Было шесть часов. Как и всегда в эту пору, Рио окутывал густой голубоватый сумрак, и, пока не вспыхнули фонари, был виден широкий простор океана и высокие волны, которые подымались из глубин и шли к берегу. Было очень жарко, хотя недавно прошел дождь. Пан Голомбек сидел на веранде маленького домика, прилепившегося к горе над амфитеатром великолепных зданий Копокабаны, и тяжело дышал, уставясь на синий простор, видневшийся из-за кровель. Впрочем, он не понимал, на что смотрит, и даже не знал, что с ним творится. Однако овладел собой, поднял руку и включил электричество. Свет лампы выхватил из мрака деревянную мебель и циновки, устилавшие веранду. В домике никого не было. Вычерувна и Колышко только что ушли в город, они готовили какой-то спектакль.

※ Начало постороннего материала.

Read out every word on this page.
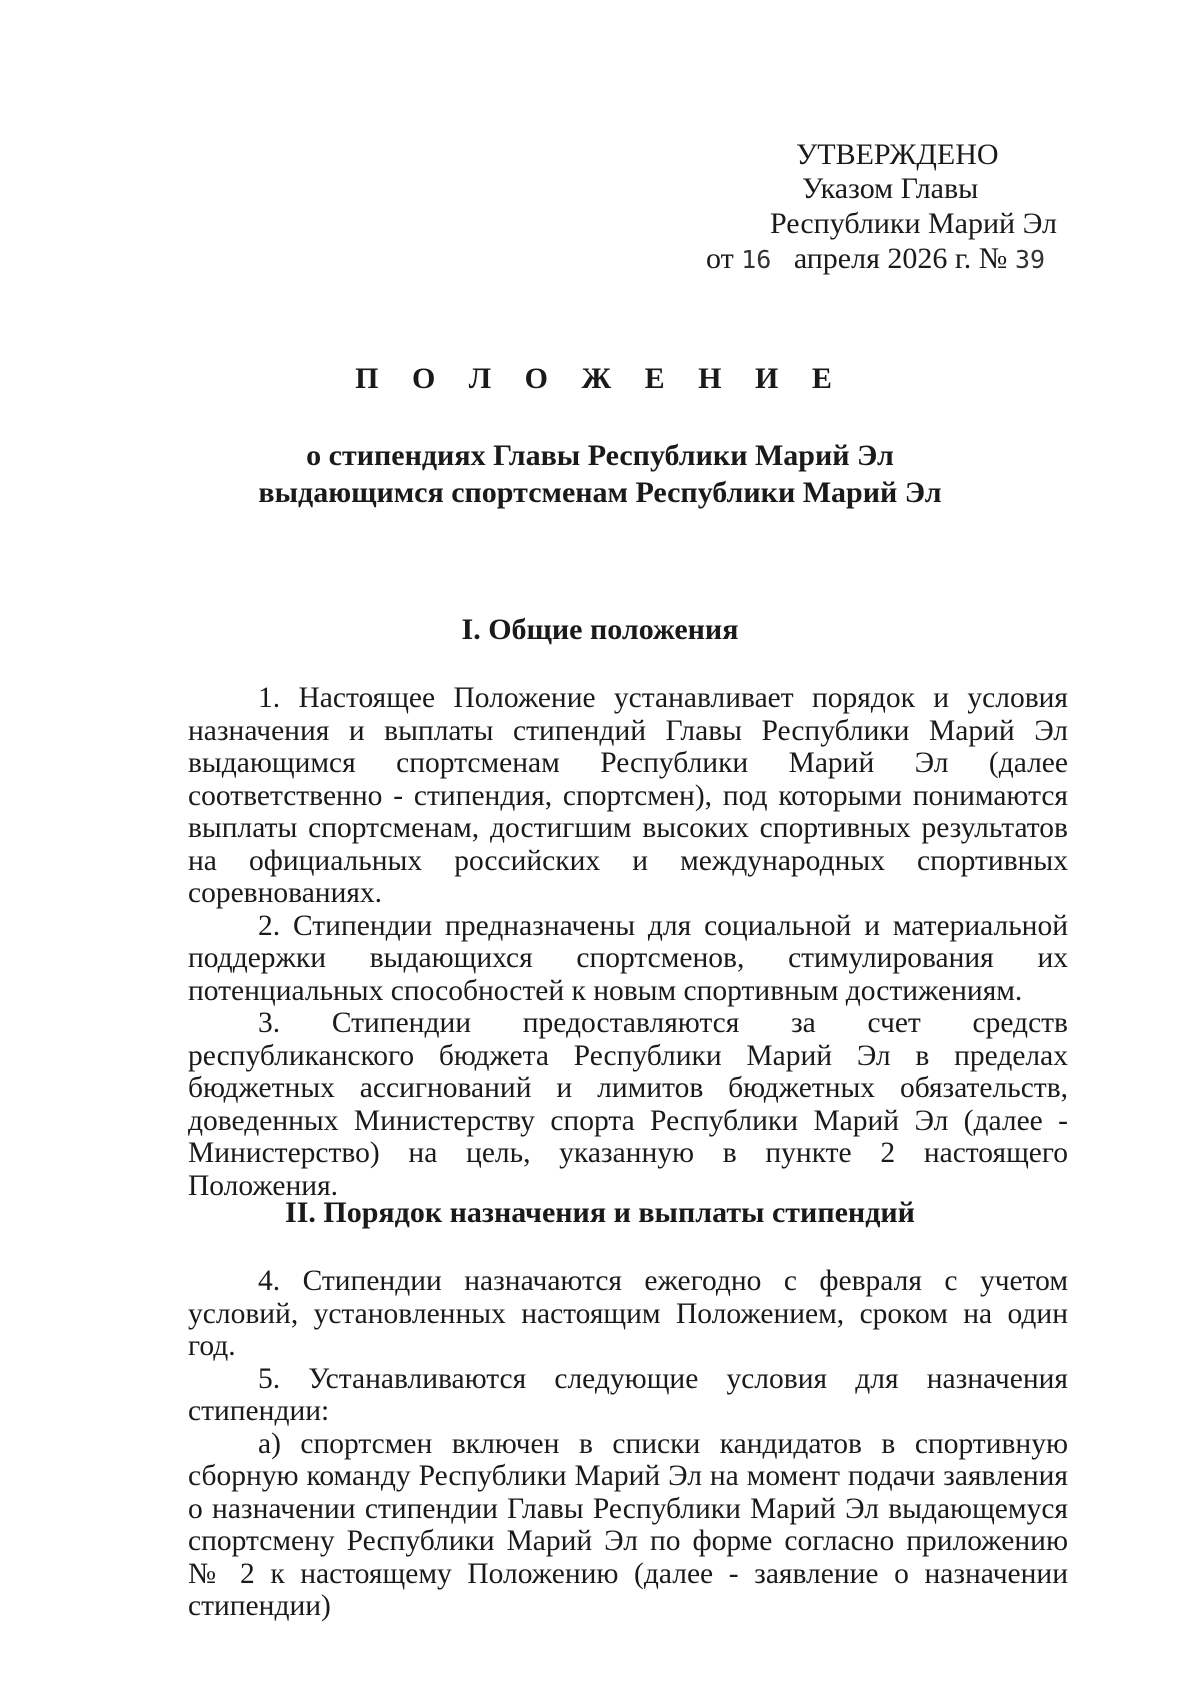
УТВЕРЖДЕНО
Указом Главы
Республики Марий Эл
от 16 апреля 2026 г. № 39
П О Л О Ж Е Н И Е
о стипендиях Главы Республики Марий Эл
выдающимся спортсменам Республики Марий Эл
I. Общие положения

1. Настоящее Положение устанавливает порядок и условия назначения и выплаты стипендий Главы Республики Марий Эл выдающимся спортсменам Республики Марий Эл (далее соответственно - стипендия, спортсмен), под которыми понимаются выплаты спортсменам, достигшим высоких спортивных результатов на официальных российских и международных спортивных соревнованиях.

2. Стипендии предназначены для социальной и материальной поддержки выдающихся спортсменов, стимулирования их потенциальных способностей к новым спортивным достижениям.

3. Стипендии предоставляются за счет средств республиканского бюджета Республики Марий Эл в пределах бюджетных ассигнований и лимитов бюджетных обязательств, доведенных Министерству спорта Республики Марий Эл (далее - Министерство) на цель, указанную в пункте 2 настоящего Положения.

II. Порядок назначения и выплаты стипендий

4. Стипендии назначаются ежегодно с февраля с учетом условий, установленных настоящим Положением, сроком на один год.

5. Устанавливаются следующие условия для назначения стипендии:

а) спортсмен включен в списки кандидатов в спортивную сборную команду Республики Марий Эл на момент подачи заявления о назначении стипендии Главы Республики Марий Эл выдающемуся спортсмену Республики Марий Эл по форме согласно приложению № 2 к настоящему Положению (далее - заявление о назначении стипендии)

Перед уходом отчаянно вздорили. Колышко объяснял Галине, что ей не следует занимать в спектакле, который они устраивали, некоего польского актера; он скомпрометировал себя сотрудничеством с немцами и совсем недавно приехал в Бразилию. Галина издевалась над щепетильностью Керубина.
— Ты спятил! Я, что ли, ношусь с его коллаборационизмом? И еще неизвестно, что бы делал ты, если бы остался на родине, — говорила она своим низким голосом, надевая в передней шляпу с вуалью, точно на нее не действовала чудовищная жара экзотического города.
Колышко не уступал.
— Но ты же не сможешь играть на родине, когда мы вернемся, — сказал он запальчиво.

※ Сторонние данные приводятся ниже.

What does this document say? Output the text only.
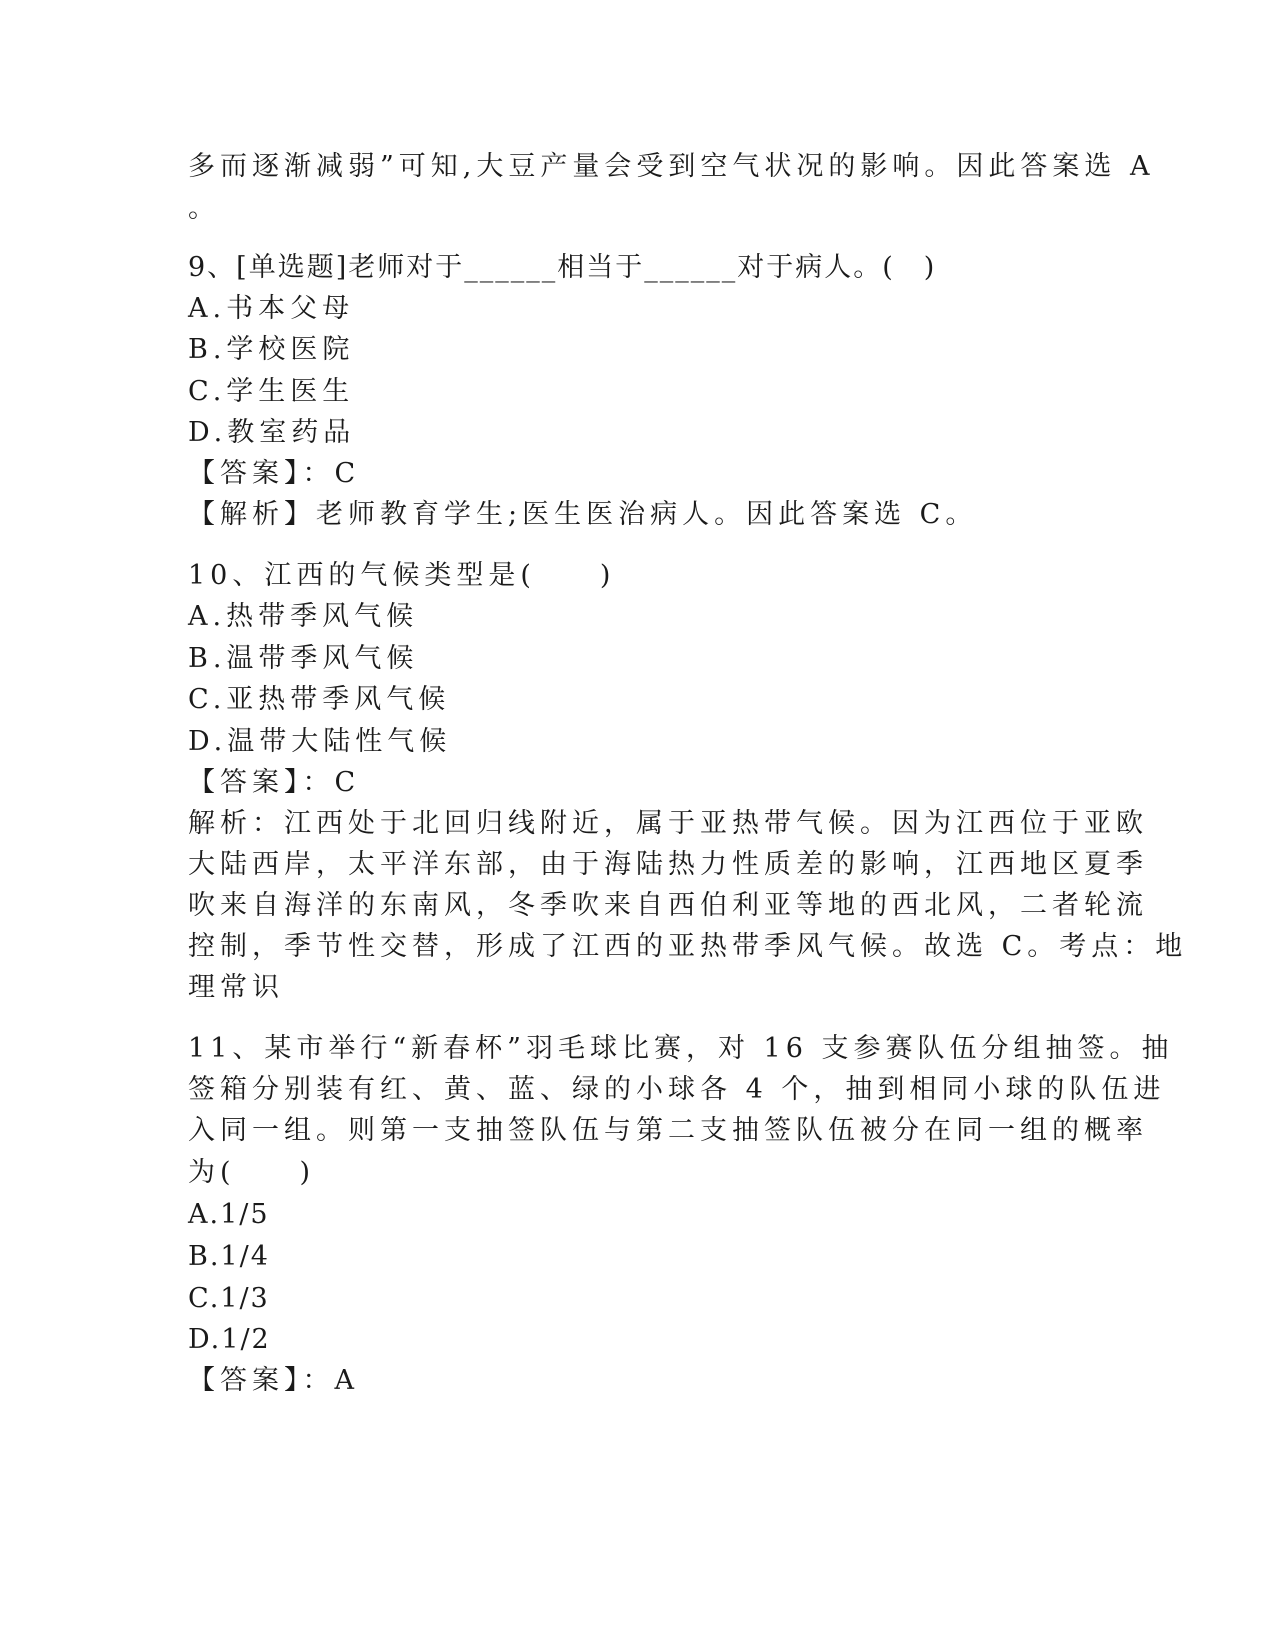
多而逐渐减弱”可知,大豆产量会受到空气状况的影响。因此答案选 A
。
9、[单选题]老师对于______相当于______对于病人。(　)
A.书本父母
B.学校医院
C.学生医生
D.教室药品
【答案】：C
【解析】老师教育学生;医生医治病人。因此答案选 C。
10、江西的气候类型是(　　)
A.热带季风气候
B.温带季风气候
C.亚热带季风气候
D.温带大陆性气候
【答案】：C
解析：江西处于北回归线附近，属于亚热带气候。因为江西位于亚欧
大陆西岸，太平洋东部，由于海陆热力性质差的影响，江西地区夏季
吹来自海洋的东南风，冬季吹来自西伯利亚等地的西北风，二者轮流
控制，季节性交替，形成了江西的亚热带季风气候。故选 C。考点：地
理常识
11、某市举行“新春杯”羽毛球比赛，对 16 支参赛队伍分组抽签。抽
签箱分别装有红、黄、蓝、绿的小球各 4 个，抽到相同小球的队伍进
入同一组。则第一支抽签队伍与第二支抽签队伍被分在同一组的概率
为(　　)
A.1/5
B.1/4
C.1/3
D.1/2
【答案】：A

Вычерувна остановилась перед ним и смерила его взглядом с головы до ног.
— Почему ты всегда говоришь вещи, в которые сам не веришь? — спросила она, цедя слова сквозь стиснутые зубы. — Ведь ты прекрасно знаешь, что мы не вернемся на родину. Ну что мне там делать?
— Шифман>{104} писал тебе, — бросил Керубин уже менее уверенно.
— Плевать мне на его писанину, я не желаю играть для большевиков, — безапелляционно заявила Вычерувна, — буду играть здесь!